If he is serious about being patient, that might be the best sign if there is going to be a future inside the ropes. At this point, what's the rush?

It might also be suggested that in addition to taking his time, Woods could find other avenues to satisfy his workout cravings. Perhaps the pool or the elliptical machine as opposed to running; stretching and core work as opposed to heavy weights; maybe even reinventing himself, worrying less about power. "Golf offers so many ways to get it done," he admitted. "I can be more efficient."
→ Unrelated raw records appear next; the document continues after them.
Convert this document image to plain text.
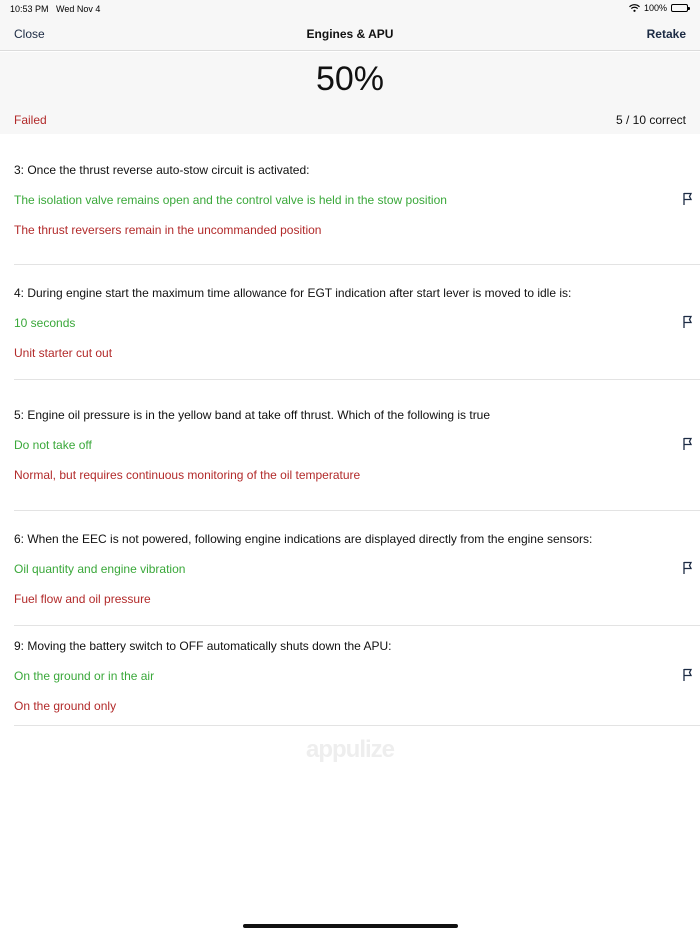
10:53 PM Wed Nov 4	100%
Close	Engines & APU	Retake
50%
Failed	5 / 10 correct
3: Once the thrust reverse auto-stow circuit is activated:
The isolation valve remains open and the control valve is held in the stow position
The thrust reversers remain in the uncommanded position
4: During engine start the maximum time allowance for EGT indication after start lever is moved to idle is:
10 seconds
Unit starter cut out
5: Engine oil pressure is in the yellow band at take off thrust. Which of the following is true
Do not take off
Normal, but requires continuous monitoring of the oil temperature
6: When the EEC is not powered, following engine indications are displayed directly from the engine sensors:
Oil quantity and engine vibration
Fuel flow and oil pressure
9: Moving the battery switch to OFF automatically shuts down the APU:
On the ground or in the air
On the ground only
appulize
Meanwhile, Woods seemed to enjoy being at the tournament, watching and socializing. True, the event had a limited number of spectators, so he was never in danger of being swarmed, as would be the case at a regular tour stop. But you get the sense he missed being around his peers, the good-natured trash talk part of it.

For all the examples of Woods' insular nature as he racked up the victories, he has undoubtedly taken a liking to many of today's star players. He shows genuine respect for Jordan Spieth, gets along quite well with Rickie Fowler -- Woods and Fowler are both members at the Medalist Golf Club in South Florida -- and has found an eager listener in Jason Day, who has peppered him with questions.

It wasn't all that long ago when during a casual conversation Woods remarked he was amazed at the lack of questions young players asked him, as he had done with the game's greats over the years, including Jack Nicklaus, Arnold Palmer, Seve Ballesteros, Raymond Floyd and many more.

A light seemed to go off when it was suggested to Woods that perhaps they were afraid to ask.

Whatever the case, he enjoyed the banter, and maybe being around that again gave him a new sense of purpose, even if he still can barely bend over to tie his shoes.

That is not to suggest this will be easy, or that he will find any level of success when he does return. But that is the key -- he plans to return.

As the tournament was concluding on Sunday, Woods was in the player dining area with his daughter, Sam, engaging with sponsors and volunteers as well as saying thanks and goodbyes to the players. He couldn't resist the urge to make a Rose Bowl bet (Stanford vs. Iowa) with Zach Johnson -- who beat him in a playoff at this very tournament two years ago, the last time Woods had a shot at victory.

"I'll see you next year," Woods said to a reporter after chatting for a few minutes. "I don't know when exactly, but I'll see you next year."

At a golf tournament? That clearly remains a mystery.